Attualmente i metodi più diffusi per la determinazione
del CLU sono gli immunodosaggi in chemiluminescenza,
basati sul riconoscimento mediante anticorpi diretti contro
il cortisolo. Numerosi studi condotti negli ultimi anni hanno
però evidenziato una serie di limiti riguardo i metodi immunochemiluminescenti;
limiti che portano a dubitare fortemente
dell’attendibilità dei risultati forniti 6-8. Il principale
problema è rappresentato dalla reattività crociata dell’anticorpo
nei confronti di molecole strutturalmente simili al
cortisolo come metaboliti del cortisolo stesso o steroidi sintetici.
Infatti l’anticorpo utilizzato in molti dei metodi immunochimici
riconosce il gruppo chetonico presente sul carbonio
3 caratteristico del cortisolo ma anche di numerosi altri
steroidi. La presenza di queste sostanze interferenti, in particolare
la frazione glucoronata, può essere limitata utilizzando
delle procedure di estrazione liquido/liquido. Queste
purificazioni , oltre ad essere molto complesse e lunghe
dal punto di vista operativo, permettono di eliminare solo
la frazione idrosolubile delle specie interferenti lasciando
nella fase organica (di solito diclorometano o etile acetato)
molte specie contenenti il gruppo chetonico responsabile
del legame con l’anticorpo e della conseguente reattività
crociata.
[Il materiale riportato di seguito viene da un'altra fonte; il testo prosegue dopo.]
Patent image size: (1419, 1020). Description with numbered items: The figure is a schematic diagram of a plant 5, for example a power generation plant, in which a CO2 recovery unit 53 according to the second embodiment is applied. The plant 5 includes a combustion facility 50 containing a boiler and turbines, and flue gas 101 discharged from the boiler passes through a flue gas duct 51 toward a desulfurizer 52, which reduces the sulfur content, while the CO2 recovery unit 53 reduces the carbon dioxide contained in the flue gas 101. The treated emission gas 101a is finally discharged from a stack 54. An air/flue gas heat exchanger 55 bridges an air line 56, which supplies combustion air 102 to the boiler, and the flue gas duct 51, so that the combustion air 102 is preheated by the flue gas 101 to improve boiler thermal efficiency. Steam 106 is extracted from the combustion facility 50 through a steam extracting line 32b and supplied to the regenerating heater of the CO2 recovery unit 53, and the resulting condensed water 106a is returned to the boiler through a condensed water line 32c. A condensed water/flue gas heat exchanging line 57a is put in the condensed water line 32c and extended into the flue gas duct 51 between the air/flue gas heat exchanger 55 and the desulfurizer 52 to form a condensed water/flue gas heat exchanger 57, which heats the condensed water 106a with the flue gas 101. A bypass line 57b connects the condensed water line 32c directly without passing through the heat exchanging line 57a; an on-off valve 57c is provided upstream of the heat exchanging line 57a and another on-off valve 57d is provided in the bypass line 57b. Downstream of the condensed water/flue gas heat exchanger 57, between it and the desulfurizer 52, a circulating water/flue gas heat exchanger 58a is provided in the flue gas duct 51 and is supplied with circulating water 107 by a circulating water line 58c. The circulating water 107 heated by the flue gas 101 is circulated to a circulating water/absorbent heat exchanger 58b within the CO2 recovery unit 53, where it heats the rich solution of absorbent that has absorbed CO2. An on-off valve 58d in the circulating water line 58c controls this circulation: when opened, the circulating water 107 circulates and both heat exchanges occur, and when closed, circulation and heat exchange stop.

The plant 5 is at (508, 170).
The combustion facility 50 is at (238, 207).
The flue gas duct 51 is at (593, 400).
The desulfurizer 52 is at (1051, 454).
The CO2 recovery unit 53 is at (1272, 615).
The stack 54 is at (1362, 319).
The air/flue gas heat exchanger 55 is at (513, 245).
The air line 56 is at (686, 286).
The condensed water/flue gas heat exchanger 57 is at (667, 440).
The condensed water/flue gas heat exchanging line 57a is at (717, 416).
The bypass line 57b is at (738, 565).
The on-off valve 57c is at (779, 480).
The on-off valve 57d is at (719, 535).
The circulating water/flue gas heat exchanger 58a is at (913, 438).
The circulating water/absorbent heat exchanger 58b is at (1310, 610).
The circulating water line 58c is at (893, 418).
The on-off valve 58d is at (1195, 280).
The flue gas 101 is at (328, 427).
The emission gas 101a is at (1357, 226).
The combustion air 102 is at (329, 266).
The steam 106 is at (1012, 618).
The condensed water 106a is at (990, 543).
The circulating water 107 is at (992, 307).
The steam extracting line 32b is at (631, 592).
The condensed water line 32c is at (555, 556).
La mancanza di uno standard interno per valutare
il recupero durante la fase di estrazione contribuisce
inoltre ad aumentare in maniera significativa la variabilità
dei risultati anche ottenuti con la stessa metodica.
I metodi immunochimici attualmente in commercio utilizzano
calibrazioni in matrice sierica anche per la determinazione
del CLU, e questo può essere considerato un
ulteriore limite in quanto le due matrici (sierica e urinaria)
presentano caratteristiche notevolmente diverse in particolar
modo per la presenza di sostanze interferenti (i
metaboliti del cortisolo, ad esempio, sono molto più diffusi
nella matrice urinaria).
I limiti attribuibili a questa metodica sono stati ben evidenziati
in uno studio recente nel quale i risultati ottenuti
con metodi immunochimici sono stati confrontati con quelli
ottenuti con metodi di riferimento (GC-MS, LC-MS) evidenziando
un importante sovrastima di risultati dei primi
rispetto ai secondi 9.
I recenti risultati dell’American College of Pathologists
Proficiency Testing Program hanno chiaramente evidenziato
l’inadeguatezza dei metodi immunochimici, ciò unito
alle indicazioni fornite dai clinici ha fatto emergere la
necessità di sviluppare metodi più affidabili.
Per le sue caratteristiche di specificità e selettività, la
spettrometria di massa tandem (MS/MS) rappresenta la
tecnica analitica ideale per risolvere questi problemi.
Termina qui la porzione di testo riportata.